Dugaan RUU ini diboncengi kepentingan tertentu makin kuat saat proses pembahasannya yang dinilai tidak transparan. Selain tertutup, pembahasan juga dilakukan malam hari. Bahkan YLBHI menuding adanya kepentingan Kepolisian. Itu didasari kehadiran jajaran Badan Reserse Kriminal Mabes Polri diakhir pembahasan pada 22 Januari 2014 malam itu. Kehadiran Bareskrim itu patut dipertanyakan karena institusi penegak hukum lain tidak hadir.
"Kehadiran Bareskrim perlu dipertanyakan dan dapat diduga ada kepentingan Polri di RUU ini," kata Staf Advokasi dan Kampanye YLBHI Wahyu Nandang di Kantor Indonesia Cooruption Wacth (ICW), Kamis lalu.

Menurut Wahyu salah satu kepentingan polisi dicabutnya ketentuan penyelidikan. Karena selama ini polisi kesulitan menangkap orang yang diduga terlibat dalam gerakan sosial. Sebab tak bisa dipungkiri jika polisi berkoalisi dengan kepentingan tertentu untuk melemahkan gerakan tersebut.

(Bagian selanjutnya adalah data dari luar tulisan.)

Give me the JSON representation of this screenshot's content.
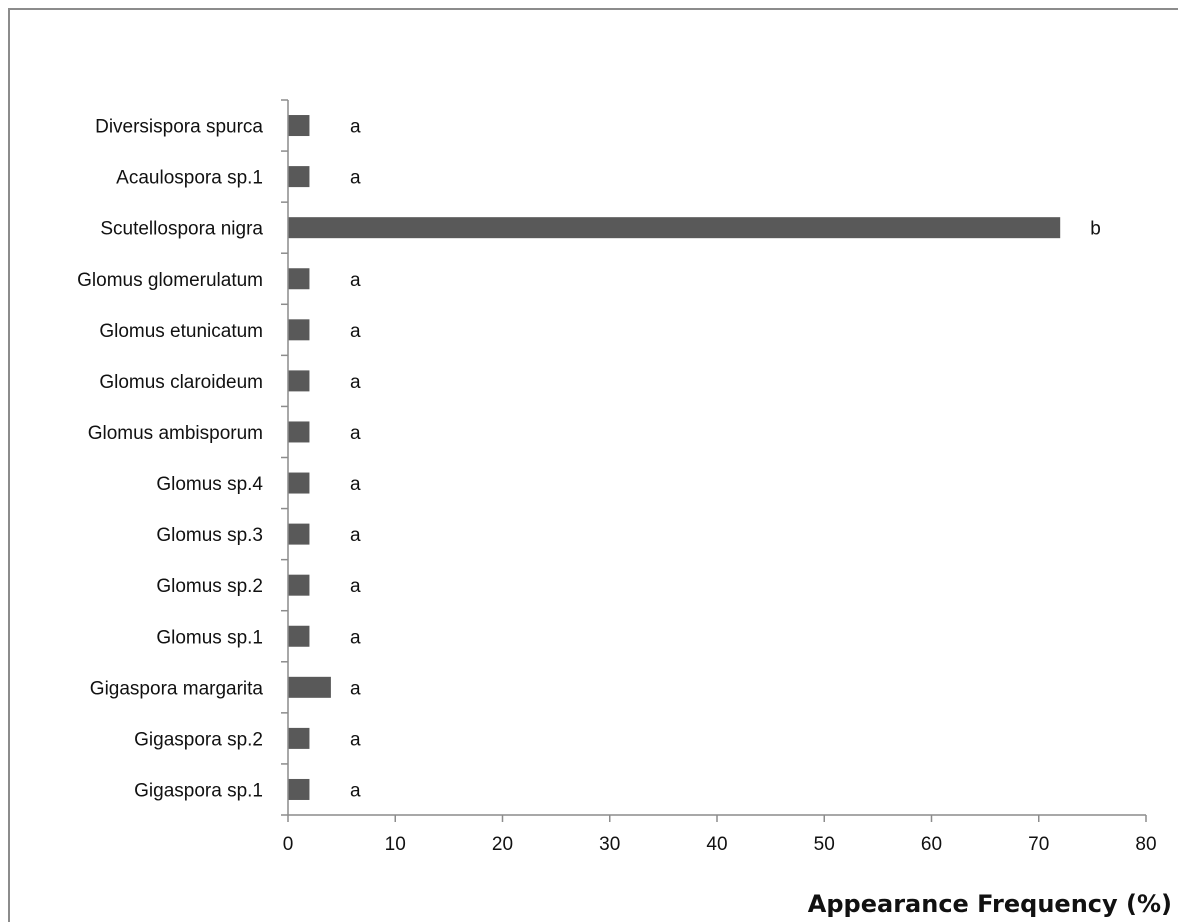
{
  "chart_data": {
    "type": "bar",
    "orientation": "horizontal",
    "categories": [
      "Diversispora spurca",
      "Acaulospora sp.1",
      "Scutellospora nigra",
      "Glomus glomerulatum",
      "Glomus etunicatum",
      "Glomus claroideum",
      "Glomus ambisporum",
      "Glomus sp.4",
      "Glomus sp.3",
      "Glomus sp.2",
      "Glomus sp.1",
      "Gigaspora margarita",
      "Gigaspora sp.2",
      "Gigaspora sp.1"
    ],
    "values": [
      2,
      2,
      72,
      2,
      2,
      2,
      2,
      2,
      2,
      2,
      2,
      4,
      2,
      2
    ],
    "significance": [
      "a",
      "a",
      "b",
      "a",
      "a",
      "a",
      "a",
      "a",
      "a",
      "a",
      "a",
      "a",
      "a",
      "a"
    ],
    "title": "",
    "xlabel": "Appearance Frequency (%)",
    "ylabel": "",
    "xlim": [
      0,
      80
    ],
    "xticks": [
      "0",
      "10",
      "20",
      "30",
      "40",
      "50",
      "60",
      "70",
      "80"
    ],
    "grid": false,
    "legend": "none",
    "bar_color": "#595959",
    "axis_color": "#8c8c8c"
  }
}
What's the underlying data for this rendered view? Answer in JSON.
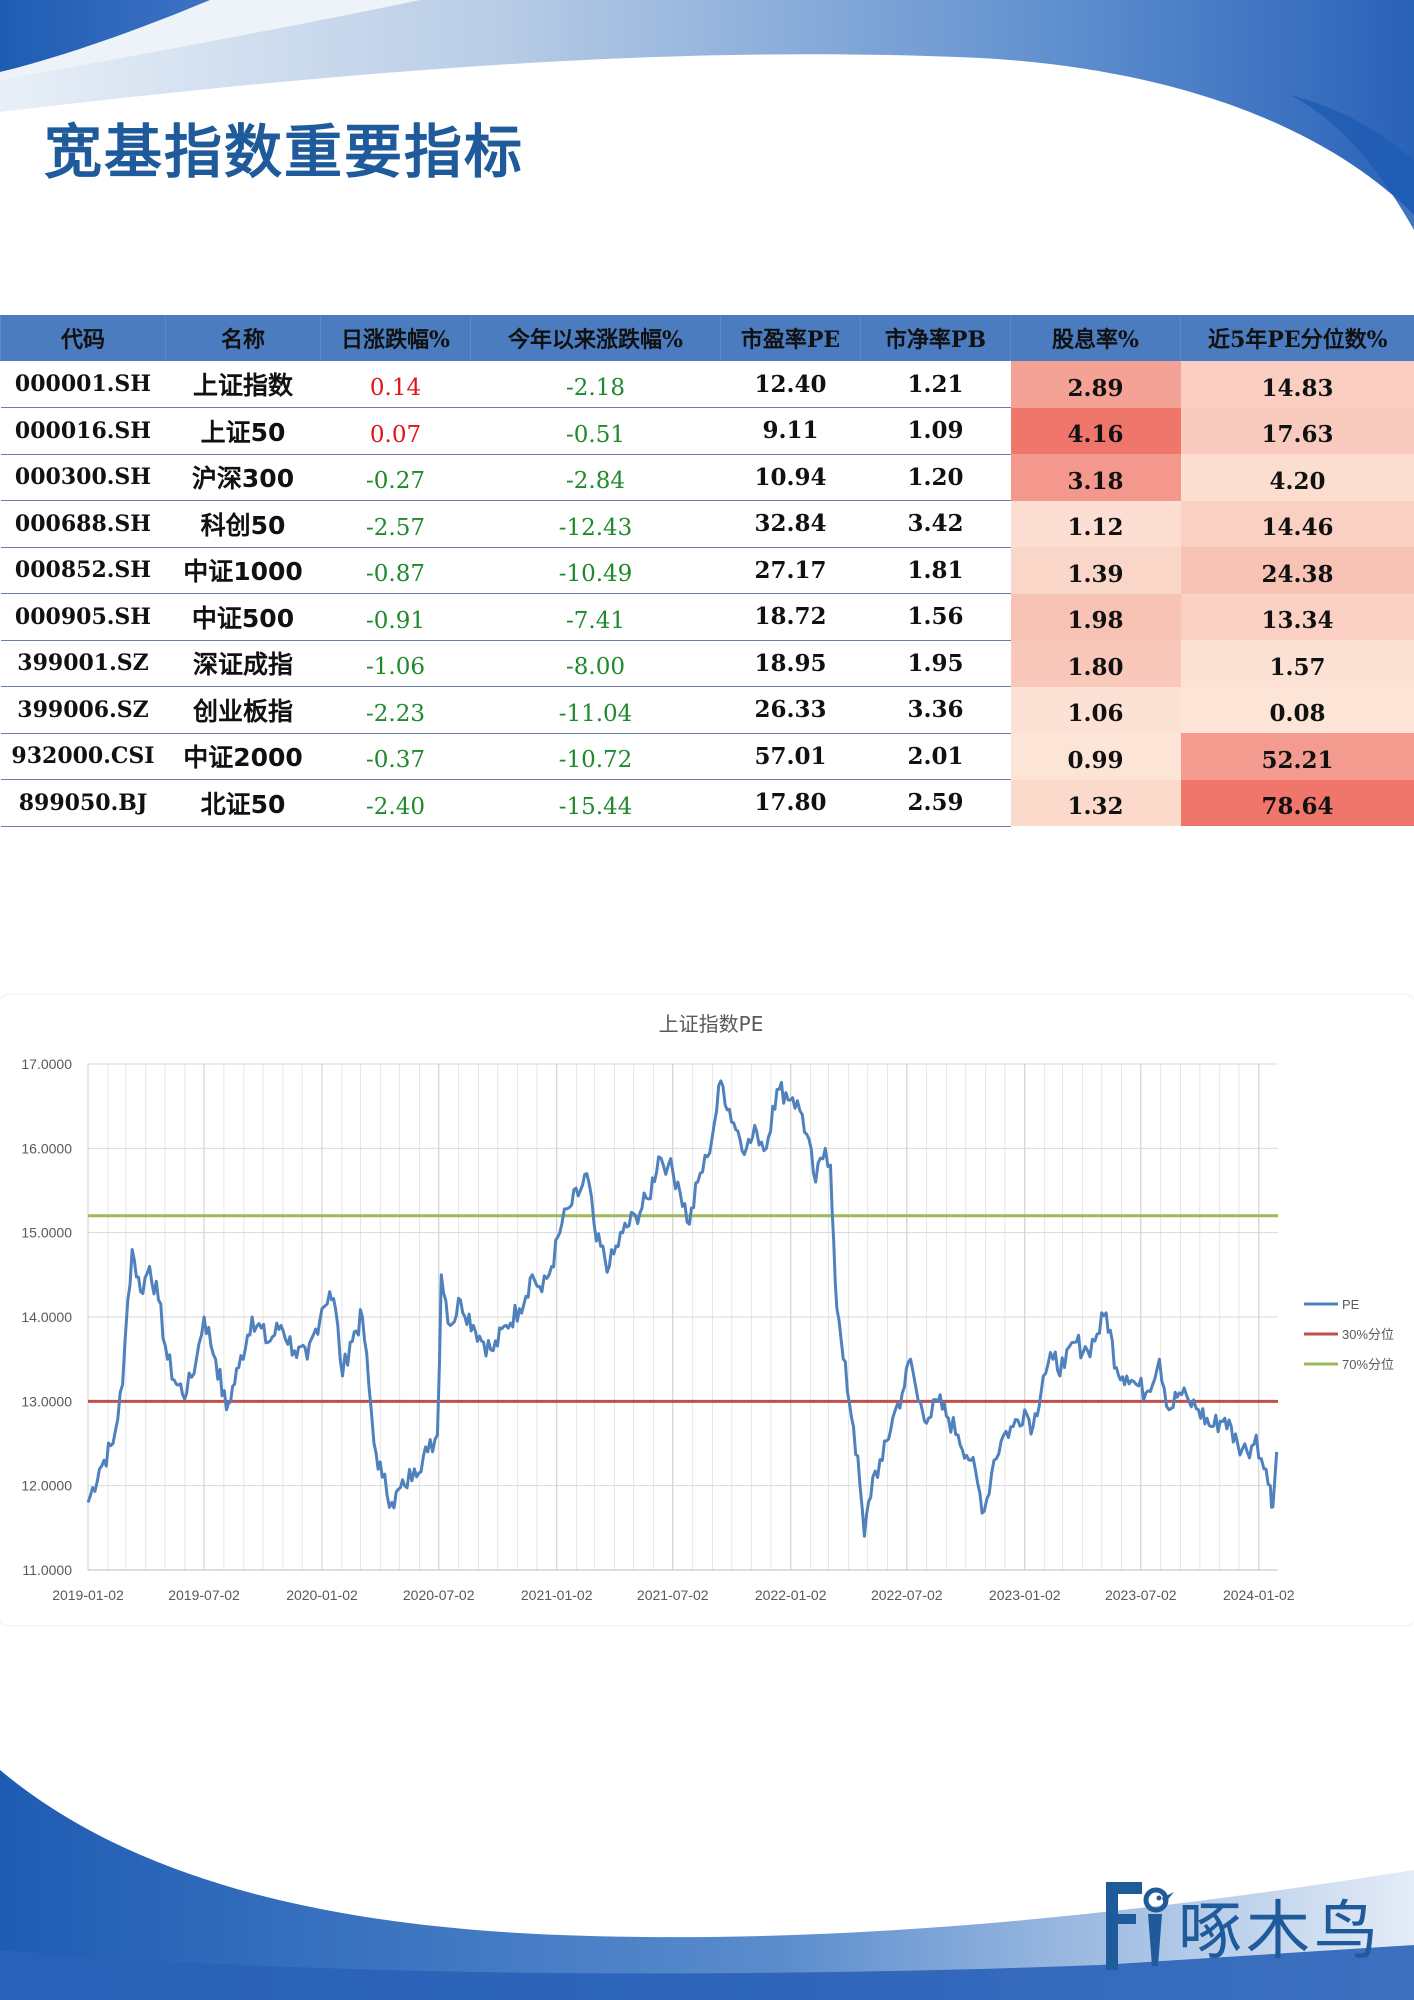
{
  "title": "宽基指数重要指标",
  "table": {
    "headers": [
      "代码",
      "名称",
      "日涨跌幅%",
      "今年以来涨跌幅%",
      "市盈率PE",
      "市净率PB",
      "股息率%",
      "近5年PE分位数%"
    ],
    "rows": [
      {
        "code": "000001.SH",
        "name": "上证指数",
        "day": "0.14",
        "ytd": "-2.18",
        "pe": "12.40",
        "pb": "1.21",
        "div": "2.89",
        "pct": "14.83"
      },
      {
        "code": "000016.SH",
        "name": "上证50",
        "day": "0.07",
        "ytd": "-0.51",
        "pe": "9.11",
        "pb": "1.09",
        "div": "4.16",
        "pct": "17.63"
      },
      {
        "code": "000300.SH",
        "name": "沪深300",
        "day": "-0.27",
        "ytd": "-2.84",
        "pe": "10.94",
        "pb": "1.20",
        "div": "3.18",
        "pct": "4.20"
      },
      {
        "code": "000688.SH",
        "name": "科创50",
        "day": "-2.57",
        "ytd": "-12.43",
        "pe": "32.84",
        "pb": "3.42",
        "div": "1.12",
        "pct": "14.46"
      },
      {
        "code": "000852.SH",
        "name": "中证1000",
        "day": "-0.87",
        "ytd": "-10.49",
        "pe": "27.17",
        "pb": "1.81",
        "div": "1.39",
        "pct": "24.38"
      },
      {
        "code": "000905.SH",
        "name": "中证500",
        "day": "-0.91",
        "ytd": "-7.41",
        "pe": "18.72",
        "pb": "1.56",
        "div": "1.98",
        "pct": "13.34"
      },
      {
        "code": "399001.SZ",
        "name": "深证成指",
        "day": "-1.06",
        "ytd": "-8.00",
        "pe": "18.95",
        "pb": "1.95",
        "div": "1.80",
        "pct": "1.57"
      },
      {
        "code": "399006.SZ",
        "name": "创业板指",
        "day": "-2.23",
        "ytd": "-11.04",
        "pe": "26.33",
        "pb": "3.36",
        "div": "1.06",
        "pct": "0.08"
      },
      {
        "code": "932000.CSI",
        "name": "中证2000",
        "day": "-0.37",
        "ytd": "-10.72",
        "pe": "57.01",
        "pb": "2.01",
        "div": "0.99",
        "pct": "52.21"
      },
      {
        "code": "899050.BJ",
        "name": "北证50",
        "day": "-2.40",
        "ytd": "-15.44",
        "pe": "17.80",
        "pb": "2.59",
        "div": "1.32",
        "pct": "78.64"
      }
    ]
  },
  "colors": {
    "brand": "#1f5a9b",
    "header_bg": "#4a7cbf",
    "positive": "#e0141b",
    "negative": "#1e8a2c",
    "pe_line": "#4f81bd",
    "line_30": "#c0504d",
    "line_70": "#9bbb59"
  },
  "chart_data": {
    "type": "line",
    "title": "上证指数PE",
    "ylim": [
      11,
      17
    ],
    "y_ticks": [
      "11.0000",
      "12.0000",
      "13.0000",
      "14.0000",
      "15.0000",
      "16.0000",
      "17.0000"
    ],
    "x_ticks": [
      "2019-01-02",
      "2019-07-02",
      "2020-01-02",
      "2020-07-02",
      "2021-01-02",
      "2021-07-02",
      "2022-01-02",
      "2022-07-02",
      "2023-01-02",
      "2023-07-02",
      "2024-01-02"
    ],
    "grid": true,
    "legend_position": "right",
    "series": [
      {
        "name": "PE",
        "color": "#4f81bd",
        "points": [
          [
            "2019-01-02",
            11.8
          ],
          [
            "2019-01-20",
            12.2
          ],
          [
            "2019-02-10",
            12.5
          ],
          [
            "2019-02-25",
            13.2
          ],
          [
            "2019-03-05",
            14.2
          ],
          [
            "2019-03-12",
            14.8
          ],
          [
            "2019-03-25",
            14.3
          ],
          [
            "2019-04-08",
            14.6
          ],
          [
            "2019-04-22",
            14.2
          ],
          [
            "2019-05-06",
            13.5
          ],
          [
            "2019-05-20",
            13.2
          ],
          [
            "2019-06-05",
            13.1
          ],
          [
            "2019-06-20",
            13.5
          ],
          [
            "2019-07-02",
            14.0
          ],
          [
            "2019-07-20",
            13.5
          ],
          [
            "2019-08-06",
            12.9
          ],
          [
            "2019-08-25",
            13.4
          ],
          [
            "2019-09-15",
            14.0
          ],
          [
            "2019-10-10",
            13.7
          ],
          [
            "2019-10-30",
            13.9
          ],
          [
            "2019-11-20",
            13.6
          ],
          [
            "2019-12-10",
            13.5
          ],
          [
            "2020-01-02",
            14.1
          ],
          [
            "2020-01-14",
            14.3
          ],
          [
            "2020-01-23",
            14.1
          ],
          [
            "2020-02-03",
            13.3
          ],
          [
            "2020-02-15",
            13.7
          ],
          [
            "2020-03-05",
            14.0
          ],
          [
            "2020-03-15",
            13.2
          ],
          [
            "2020-03-23",
            12.5
          ],
          [
            "2020-04-05",
            12.1
          ],
          [
            "2020-04-20",
            11.8
          ],
          [
            "2020-05-10",
            12.0
          ],
          [
            "2020-05-25",
            12.2
          ],
          [
            "2020-06-15",
            12.4
          ],
          [
            "2020-06-30",
            12.6
          ],
          [
            "2020-07-06",
            14.5
          ],
          [
            "2020-07-20",
            13.9
          ],
          [
            "2020-08-05",
            14.2
          ],
          [
            "2020-08-25",
            13.9
          ],
          [
            "2020-09-10",
            13.7
          ],
          [
            "2020-09-25",
            13.6
          ],
          [
            "2020-10-15",
            13.9
          ],
          [
            "2020-11-05",
            14.1
          ],
          [
            "2020-11-25",
            14.5
          ],
          [
            "2020-12-10",
            14.3
          ],
          [
            "2020-12-25",
            14.6
          ],
          [
            "2021-01-10",
            15.1
          ],
          [
            "2021-01-22",
            15.3
          ],
          [
            "2021-02-08",
            15.5
          ],
          [
            "2021-02-18",
            15.7
          ],
          [
            "2021-03-05",
            14.9
          ],
          [
            "2021-03-25",
            14.6
          ],
          [
            "2021-04-15",
            15.0
          ],
          [
            "2021-05-05",
            15.2
          ],
          [
            "2021-05-25",
            15.4
          ],
          [
            "2021-06-10",
            15.9
          ],
          [
            "2021-06-25",
            15.8
          ],
          [
            "2021-07-10",
            15.6
          ],
          [
            "2021-07-28",
            15.1
          ],
          [
            "2021-08-10",
            15.6
          ],
          [
            "2021-08-25",
            15.9
          ],
          [
            "2021-09-05",
            16.3
          ],
          [
            "2021-09-15",
            16.8
          ],
          [
            "2021-10-05",
            16.3
          ],
          [
            "2021-10-25",
            16.0
          ],
          [
            "2021-11-10",
            16.2
          ],
          [
            "2021-11-25",
            16.0
          ],
          [
            "2021-12-05",
            16.5
          ],
          [
            "2021-12-15",
            16.7
          ],
          [
            "2022-01-05",
            16.6
          ],
          [
            "2022-01-20",
            16.4
          ],
          [
            "2022-02-10",
            15.6
          ],
          [
            "2022-02-25",
            16.0
          ],
          [
            "2022-03-05",
            15.8
          ],
          [
            "2022-03-10",
            14.9
          ],
          [
            "2022-03-15",
            14.1
          ],
          [
            "2022-03-25",
            13.5
          ],
          [
            "2022-04-10",
            12.7
          ],
          [
            "2022-04-20",
            12.0
          ],
          [
            "2022-04-27",
            11.4
          ],
          [
            "2022-05-10",
            12.1
          ],
          [
            "2022-05-25",
            12.3
          ],
          [
            "2022-06-10",
            12.8
          ],
          [
            "2022-06-25",
            13.1
          ],
          [
            "2022-07-08",
            13.5
          ],
          [
            "2022-07-20",
            13.0
          ],
          [
            "2022-08-05",
            12.8
          ],
          [
            "2022-08-20",
            13.0
          ],
          [
            "2022-09-05",
            12.8
          ],
          [
            "2022-09-20",
            12.6
          ],
          [
            "2022-10-10",
            12.3
          ],
          [
            "2022-10-31",
            11.7
          ],
          [
            "2022-11-15",
            12.3
          ],
          [
            "2022-11-30",
            12.6
          ],
          [
            "2022-12-15",
            12.7
          ],
          [
            "2023-01-02",
            12.9
          ],
          [
            "2023-01-15",
            12.7
          ],
          [
            "2023-01-31",
            13.3
          ],
          [
            "2023-02-15",
            13.5
          ],
          [
            "2023-03-05",
            13.4
          ],
          [
            "2023-03-20",
            13.7
          ],
          [
            "2023-04-10",
            13.6
          ],
          [
            "2023-04-25",
            13.8
          ],
          [
            "2023-05-09",
            14.05
          ],
          [
            "2023-05-25",
            13.4
          ],
          [
            "2023-06-10",
            13.3
          ],
          [
            "2023-06-25",
            13.2
          ],
          [
            "2023-07-10",
            13.1
          ],
          [
            "2023-07-31",
            13.5
          ],
          [
            "2023-08-15",
            12.9
          ],
          [
            "2023-08-31",
            13.1
          ],
          [
            "2023-09-15",
            13.0
          ],
          [
            "2023-09-30",
            12.9
          ],
          [
            "2023-10-20",
            12.7
          ],
          [
            "2023-11-10",
            12.8
          ],
          [
            "2023-11-30",
            12.5
          ],
          [
            "2023-12-15",
            12.4
          ],
          [
            "2023-12-29",
            12.6
          ],
          [
            "2024-01-10",
            12.2
          ],
          [
            "2024-01-20",
            12.0
          ],
          [
            "2024-01-24",
            11.75
          ],
          [
            "2024-01-30",
            12.4
          ]
        ]
      },
      {
        "name": "30%分位",
        "color": "#c0504d",
        "value": 13.0
      },
      {
        "name": "70%分位",
        "color": "#9bbb59",
        "value": 15.2
      }
    ]
  },
  "logo": {
    "text": "啄木鸟"
  }
}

Sementara itu, Dosen Fakultas Hukum Universitas Andalas Padang Shinta Agustina juga menduga adanya kepentingan koruptor di RUU KUHAP. Salah satunya, upaya melenyapkan eksistensi KPK dan pengadilan Tipikor. Karena RUU-KUHAP tidak menyebut institusi lain, selain subsistem SPP yang umum ada, yaitu Kepolisian, Kejaksaan, dan Pengadilan. Keadaan ini jelas membahayakan upaya pemberantasan tindak pidana korupsi yang sekarang sudah terlihat gencar dengan KPK sebagai motornya.

Pelemahan terhadap pemberantasan korupsi semakin keras ketika menelisik beberapa ketentuan dalam RUU-KUHAP, diantaranya adalah ketentuan tentang Hakim Pemeriksa Pendahuluan. Kewenangan HPP ini sangat besar, tidak hanya dapat menentukan apakah upaya paksa termasuk penyadapan dapat dilakukan atau tidak, melainkan juga  dapat  menentukan apakah suatu perkara akan diadili atau tidak.

Dengan kata lain, suatu proses hukum yang telah dilakukan oleh penyidik, termasuk KPK, akan berhenti begitu saja hanya karena HPP menyatakan perkara tersebut tidak layak untuk diteruskan ke pengadilan. "Berbagai pengaturan dalam RUU-KUHAP jelas membunyikan lonceng senjakala bagi pemberantasan korupsi, bukan hanya bagi KPK," kata Shinta saat dihubungi terpisah.